Overview of the International Cancer Screening Network
The International Cancer Screening Network (ICSN) is a voluntary consortium of countries that have active population-based cancer screening programs and active efforts to evaluate and improve the processes and outcomes from cancer screening in practice. The ICSN includes efforts to evaluate cancer screening for a number of cancers where screening has been demonstrated to be effective, including breast, colorectal, cervical, and lung. These programs can be national or subnational in scope, and established or pilot-based. Administered by the Applied Research Program of the US National Cancer Institute, the consortium was established in December 1988 as the International Breast Cancer Screening Database Project during an international workshop involving representatives from 11 countries. The consortium has since grown to encompass 33 countries, and holds biennial meetings. In the interim, the specific activities are moved forward through working groups.
The initial purpose of the ICSN was to generate a database for the evaluation of screening mammography programs. In 1997, the group decided to shift its focus from creating a common database to collaborative efforts aimed at understanding how to:
In keeping with this realignment of purpose, in 1997 the group changed its name to the International Breast Cancer Screening Network.
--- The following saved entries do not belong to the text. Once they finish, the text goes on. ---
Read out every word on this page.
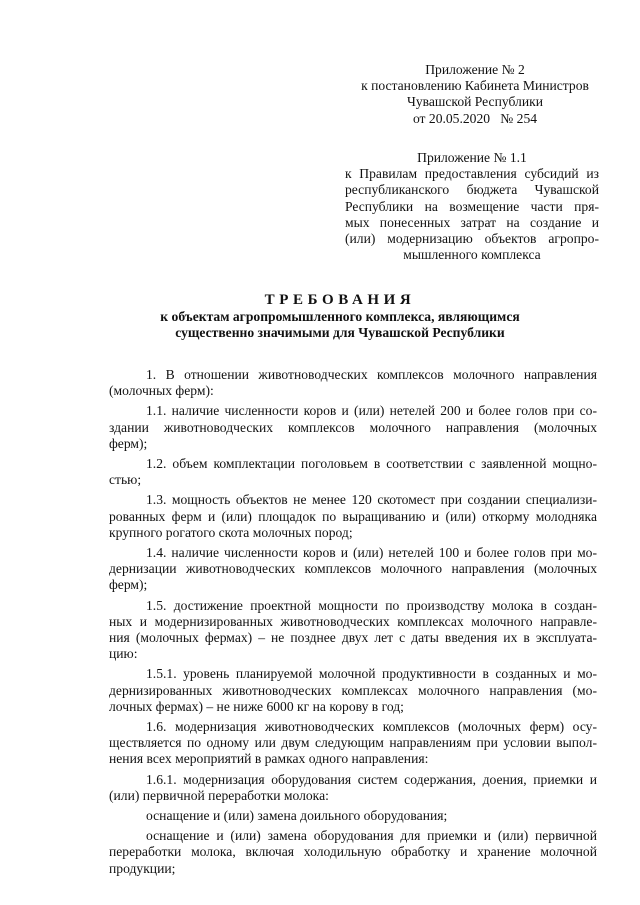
Приложение № 2
к постановлению Кабинета Министров
Чувашской Республики
от 20.05.2020 № 254
Приложение № 1.1
к Правилам предоставления субсидий из
республиканского бюджета Чувашской
Республики на возмещение части пря-
мых понесенных затрат на создание и
(или) модернизацию объектов агропро-
мышленного комплекса
ТРЕБОВАНИЯ
к объектам агропромышленного комплекса, являющимся
существенно значимыми для Чувашской Республики
1. В отношении животноводческих комплексов молочного направления
(молочных ферм):
1.1. наличие численности коров и (или) нетелей 200 и более голов при со-
здании животноводческих комплексов молочного направления (молочных
ферм);
1.2. объем комплектации поголовьем в соответствии с заявленной мощно-
стью;
1.3. мощность объектов не менее 120 скотомест при создании специализи-
рованных ферм и (или) площадок по выращиванию и (или) откорму молодняка
крупного рогатого скота молочных пород;
1.4. наличие численности коров и (или) нетелей 100 и более голов при мо-
дернизации животноводческих комплексов молочного направления (молочных
ферм);
1.5. достижение проектной мощности по производству молока в создан-
ных и модернизированных животноводческих комплексах молочного направле-
ния (молочных фермах) – не позднее двух лет с даты введения их в эксплуата-
цию:
1.5.1. уровень планируемой молочной продуктивности в созданных и мо-
дернизированных животноводческих комплексах молочного направления (мо-
лочных фермах) – не ниже 6000 кг на корову в год;
1.6. модернизация животноводческих комплексов (молочных ферм) осу-
ществляется по одному или двум следующим направлениям при условии выпол-
нения всех мероприятий в рамках одного направления:
1.6.1. модернизация оборудования систем содержания, доения, приемки и
(или) первичной переработки молока:
оснащение и (или) замена доильного оборудования;
оснащение и (или) замена оборудования для приемки и (или) первичной
переработки молока, включая холодильную обработку и хранение молочной
продукции;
As work of the group grew to encompass colorectal and cervical cancer screening, it was renamed the International Cancer Screening Network.
The ICSN is dedicated to collaborative research aimed at identifying and fostering efficient and effective approaches to cancer control world-wide through population-based screening. It does not address efficacy or use clinical trial data. Participation in the ICSN is open to any country that has initiated a population-based cancer screening program.
The current co-chairs of the ICSN include Dr. Rachel Ballard-Barbash, National Cancer Institute, Bethesda, MD, USA, Elsebeth Lynge, M.Sc., Institute of Public Health, University of Copenhagen, Denmark, and Prof. John Boyages, Macquarie University Cancer Institute.